Many Chinese apps and services might seem surreally familiar to people outside of China too

Many Chinese apps and services might seem surreally familiar to people outside of China too

Baidu, Zhihu, Douyin — exploring the parallel universe of China’s apps

  • Popular Chinese apps and services might seem familiar to people outside of China too – some of the most popular are similar to foreign platforms

Even with the recent economic impacts from its trade war with the US and the aftereffects of its pandemic fallout, China is still the second-biggest economy in the world. Any company that wants to do business in Asia’s largest economy, however, needs to understand one thing: China’s internet economy is closed off, and despite more recent trade loosening, some of the most used internet platforms in the world are not accessible in China.

Limited by what’s called the country’s Great Firewall, most of China cannot access Google, Facebook, YouTube, Twitter and more. But China is also home to some of the biggest internet giants in Asia, and the country has its own localized alternative for practically every one of those platforms– plus a few additional ones that is unique to the local culture dynamic.

The popularity and subsequent growth of these platforms are big enablers of the local digital economy, which has a total output worth over US$4.7 trillion, according to the China Academy of Information and Communications Technology (CAICT).
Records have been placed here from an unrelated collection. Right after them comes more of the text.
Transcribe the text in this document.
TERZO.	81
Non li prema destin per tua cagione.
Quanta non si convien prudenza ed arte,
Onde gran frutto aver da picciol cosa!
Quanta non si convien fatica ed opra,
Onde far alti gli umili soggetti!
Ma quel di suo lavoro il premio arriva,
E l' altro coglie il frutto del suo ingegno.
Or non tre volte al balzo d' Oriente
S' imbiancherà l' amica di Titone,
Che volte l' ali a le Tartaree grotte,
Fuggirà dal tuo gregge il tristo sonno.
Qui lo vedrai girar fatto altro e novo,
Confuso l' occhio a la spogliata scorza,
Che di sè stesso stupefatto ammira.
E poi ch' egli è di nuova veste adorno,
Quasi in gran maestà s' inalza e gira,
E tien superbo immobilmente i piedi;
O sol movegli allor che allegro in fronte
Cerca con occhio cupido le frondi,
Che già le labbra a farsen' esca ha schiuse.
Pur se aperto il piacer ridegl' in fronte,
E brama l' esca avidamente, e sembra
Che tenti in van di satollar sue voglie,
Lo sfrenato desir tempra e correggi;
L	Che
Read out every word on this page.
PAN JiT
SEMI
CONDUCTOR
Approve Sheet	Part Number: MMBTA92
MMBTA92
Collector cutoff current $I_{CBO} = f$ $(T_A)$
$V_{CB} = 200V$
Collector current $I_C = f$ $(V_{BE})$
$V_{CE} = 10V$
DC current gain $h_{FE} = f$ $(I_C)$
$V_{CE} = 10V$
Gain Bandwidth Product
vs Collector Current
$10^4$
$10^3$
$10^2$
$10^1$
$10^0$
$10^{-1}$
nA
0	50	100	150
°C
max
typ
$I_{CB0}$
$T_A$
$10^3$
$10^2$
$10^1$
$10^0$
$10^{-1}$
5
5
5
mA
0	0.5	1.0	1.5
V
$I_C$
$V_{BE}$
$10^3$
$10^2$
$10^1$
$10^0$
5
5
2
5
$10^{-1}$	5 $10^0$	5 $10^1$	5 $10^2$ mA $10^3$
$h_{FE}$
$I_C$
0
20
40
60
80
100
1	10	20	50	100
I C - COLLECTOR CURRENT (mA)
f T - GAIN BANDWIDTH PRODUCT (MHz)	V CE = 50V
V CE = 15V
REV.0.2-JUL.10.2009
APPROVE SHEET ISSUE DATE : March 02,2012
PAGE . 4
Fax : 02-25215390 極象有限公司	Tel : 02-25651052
That’s about one-third of China’s GDP and has become a new engine driving Chinese economic growth, generating over 190 million jobs– or a quarter of all jobs in China.
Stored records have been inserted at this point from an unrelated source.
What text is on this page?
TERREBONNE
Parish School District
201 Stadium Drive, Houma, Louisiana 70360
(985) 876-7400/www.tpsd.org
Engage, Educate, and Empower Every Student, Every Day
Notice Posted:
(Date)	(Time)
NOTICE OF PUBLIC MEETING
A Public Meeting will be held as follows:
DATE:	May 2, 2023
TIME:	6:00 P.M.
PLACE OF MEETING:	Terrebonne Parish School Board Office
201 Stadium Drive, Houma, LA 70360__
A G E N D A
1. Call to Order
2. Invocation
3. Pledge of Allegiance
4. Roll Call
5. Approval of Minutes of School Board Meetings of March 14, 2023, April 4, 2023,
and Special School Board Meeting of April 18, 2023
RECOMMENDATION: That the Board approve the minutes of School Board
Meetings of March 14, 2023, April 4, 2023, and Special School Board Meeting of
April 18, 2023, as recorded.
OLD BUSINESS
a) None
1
Companies looking to engage China’s internet-savvy users have a variety of platform options, many of which have a more internationally renowned, non-Chinese equivalent.

The first one that springs to mind is ByteDance’s TikTok, the most downloaded app of 2020, which recently introduced its brand-centric advertising platform TikTok for Business. ByteDance is a Chinese firm, but it has a separate version of the app in China, known as Douyin. The apps are supposedly identical, but the popular accounts on TikTok do not appear on Douyin, and vice versa. International users are not able to access the same wallet functions as the Chinese version, either.

Let’s take a look at some of the other most popular Chinese apps that digital marketers with an interest in the Chinese market should be aware of, along with their global, English-language equivalents.

Sina Weibo – China’s Twitter

Sina Weibo is China’s Twitter. Source: Shutterstock

Sina Weibo is the most popular micro-blogging site in China, with well over 446 million monthly active users. It is specifically popular among young white-collar workers and the urban online population and is where one finds the most informational and trending content. Companies, organizations, and celebrities in China all possess Weibo accounts to interact with their customers, fans, and followers.

Youku Tudou – China’s YouTube

Youku was the Youtube of China. Source: Shutterstock

Until recently being overtaken by Tencent Video, Youku was the predominant video sharing platform, similar to Youtube but it contains more professional content than individual user-generated content. Despite losing its dominant market position, the app still has 580 million active users, according to DMR Stats. Youku claims to have over 800 million views on its videos per day, and users can even stream or download movies and TV shows directly.

Baidu – China’s Google Search

chinese apps - baidu

Baidu’s China’s dominant search engine. Source: Shutterstock

Baidu is by far the most popular search engine in China, dominating search on mobile with an 81% market share, 42% on desktop, and 66.64% across all platforms. Baidu downloads is among the most popular among Chinese apps, and it is also the first choice of search engine marketing in the country, with Baidu PPC advertising being a result-driven marketing solution for brands looking to enter the China market. If all that sounds familiar, it is because Google basically dominates search everywhere else in the world, including search-based advertising.

Zhihu – China’s Quora

The login page to Zhihu. Source: Shutterstock

Zhihu is a question and answer site just like the English counterpart, Quora. Zhihu’s 160 million-plus users are highly engaged, with many posts accruing tens of thousands of upvotes/downvotes and hundreds of comments.

While advertising in the traditional sense might not be incredibly effective on either platform, providing users with useful, accurate answers will lend credibility and will almost certainly result in some increased brand awareness.

Some other notable Chinese apps with a Western counterpart include Baidu Tieba which is like Reddit, Meituan-Dianping which are the merged Chinese versions of Yelp, and Momo, the equivalent of dating app Tinder.